Tesla was recently granted permission to test FSD on Chinese streets – specifically in Shanghai. Just recently, Elon Musk visited China and discussed the potential for FSD to come to China.
This is just the first step for Tesla to begin its customer deployments of FSD – Tesla conducts similar ADAS testing in North America, where special testing vehicles and testing employees run the latest FSD (Supervised) versions against a gamut of real-world, real-life tests.
Tesla has recently been working on translating FSD release notes into multiple languages, alongside building a data center in Shanghai and establishing an FSD Operations and Labelling team at the same center. These are the first, key steps to bringing FSD to a new market that has unique and different traffic rules when compared North America.
China doesn’t have the regulatory hurdles or challenges that Tesla faces in Europe to bring FSD and has been working with Chinese corporations as well as the government, which has now provided its official approval for FSD testing in-country.

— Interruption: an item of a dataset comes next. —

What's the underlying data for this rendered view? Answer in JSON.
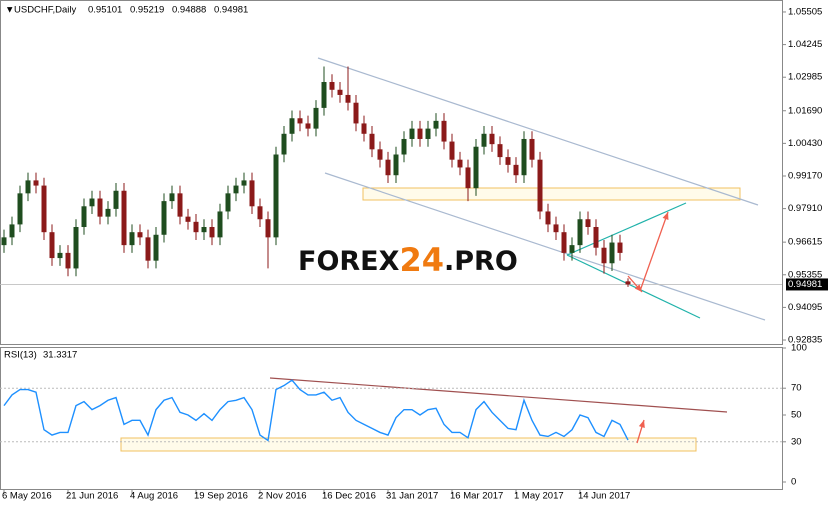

We might even see FSD deployed to early testing customers in China by the end of 2025.
ADAS Competitors
There are quite a few competitors in the Chinese market already- with challengers like Xpeng and Xiaomi working on building their own homegrown systems, mostly driven by a mixture of cameras, radars, ultrasonic sensors, and LIDAR. However, many of these systems face similar challenges to other non-Chinese competitors and don’t have the mileage under their belts to tackle Tesla’s dominating lead in data and data processing.
European Union
Tesla is poising itself for an FSD rollout internationally, with increased testing also taking place in the UK, France, and Spain – some of the key locations with unique infrastructure in the European Union. However, some EU-specific regulations restrict how FSD can perform – each and every action must be manually approved by the driver. Until that regulation is changed to adapt to systems like FSD, it won’t be making its way there just yet.